Ordinarily, I would have gotten up early last Friday, donned a coat and tie and made my way to the ballroom of the Memphis Sheraton, the one adjacent to the convention center, to participate in the annual Farm Press/Cotton Foundation High Cotton Awards Breakfast.
I would have been honored to introduce the winner from the Southwest, Merlin Schantz, along with his wife Lillian. I probably would have made a few feeble attempts at humor before recognizing Merlin, and Lillian’s, achievements. The High Cotton breakfast is one of, if not the, most favorite function of the year for me.
Alas, I missed it this morning. I’ve missed only about three over the past 20 years, but this morning I’m where I need to be. Pat had back surgery last week, and although she is doing remarkably well, it’s best that I stay home and take care of her. That’s part and parcel of the bargain we made just over 37 years ago with a couple of “I dos,” uttered in front of family, friends and two ministers. I still do.
I miss having the opportunity to congratulate and help honor Merlin and Lillian, as well as winners from the other three regions, but I’m confident that Southwest Farm Press staff writer Shelley Huguley has done Farm Press proud. I had no qualms about turning the responsibility of honoring Merlin and Lillian over to her.
She reports that the breakfast went well and that she was proud to be a part of it. I think this will become one of her favorite functions, as well.

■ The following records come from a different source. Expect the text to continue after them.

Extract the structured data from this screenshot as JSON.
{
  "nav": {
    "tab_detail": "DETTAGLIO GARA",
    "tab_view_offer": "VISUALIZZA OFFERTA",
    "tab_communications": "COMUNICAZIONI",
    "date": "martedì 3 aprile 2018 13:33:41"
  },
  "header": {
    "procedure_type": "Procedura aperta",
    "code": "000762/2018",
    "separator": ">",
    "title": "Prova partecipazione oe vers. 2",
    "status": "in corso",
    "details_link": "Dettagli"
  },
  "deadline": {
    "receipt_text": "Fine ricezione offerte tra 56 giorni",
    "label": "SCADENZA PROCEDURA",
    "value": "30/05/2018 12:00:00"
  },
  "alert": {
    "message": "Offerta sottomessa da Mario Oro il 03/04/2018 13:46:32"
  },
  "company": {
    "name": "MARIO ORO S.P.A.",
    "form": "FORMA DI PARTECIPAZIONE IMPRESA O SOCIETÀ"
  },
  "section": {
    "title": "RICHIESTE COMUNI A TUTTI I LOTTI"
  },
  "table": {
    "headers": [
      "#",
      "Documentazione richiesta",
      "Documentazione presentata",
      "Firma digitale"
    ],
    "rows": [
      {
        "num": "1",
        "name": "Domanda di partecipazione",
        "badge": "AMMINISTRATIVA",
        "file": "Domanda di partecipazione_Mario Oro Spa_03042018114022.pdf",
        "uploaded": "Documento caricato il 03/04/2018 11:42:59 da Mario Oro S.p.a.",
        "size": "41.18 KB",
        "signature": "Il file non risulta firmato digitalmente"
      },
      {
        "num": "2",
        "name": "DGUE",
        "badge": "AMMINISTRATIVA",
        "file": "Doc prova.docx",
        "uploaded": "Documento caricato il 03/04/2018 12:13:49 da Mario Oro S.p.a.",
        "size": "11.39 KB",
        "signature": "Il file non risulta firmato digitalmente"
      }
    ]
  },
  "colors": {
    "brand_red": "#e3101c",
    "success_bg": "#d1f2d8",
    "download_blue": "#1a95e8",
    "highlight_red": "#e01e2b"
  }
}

I did get up early this morning, but instead of coat and tie I shrugged into my sweats, a ball cap, tied up my walking shoes and took my morning 30-minute stroll—a regimen recommended by my knee surgeon two years ago.
In addition to keeping me somewhat fit, that early morning walk clears my head and helps me plan my morning. This morning, I reflected on High Cotton, thought about some of the winners I’ve been fortunate to meet, interview and get to know. It’s an impressive list, which I will not attempt to post here—I’d leave out a few and would be embarrassed about the omission. Suffice it to say, the High Cotton winners I’ve been honored to know over the past 24 or 25 years represent the best of the best cotton producers across the Cotton Belt. I consider them friends and I also value their experience, knowledge and leadership in the industry. I touch base with them when I can to get their insights on cotton matters.
Other reports from the breakfast indicate that attendance was good. Delta Farm Press staff writer Brad Robb said the award presentations were “touching, informative, fun and special.” That sounds about right. Next year.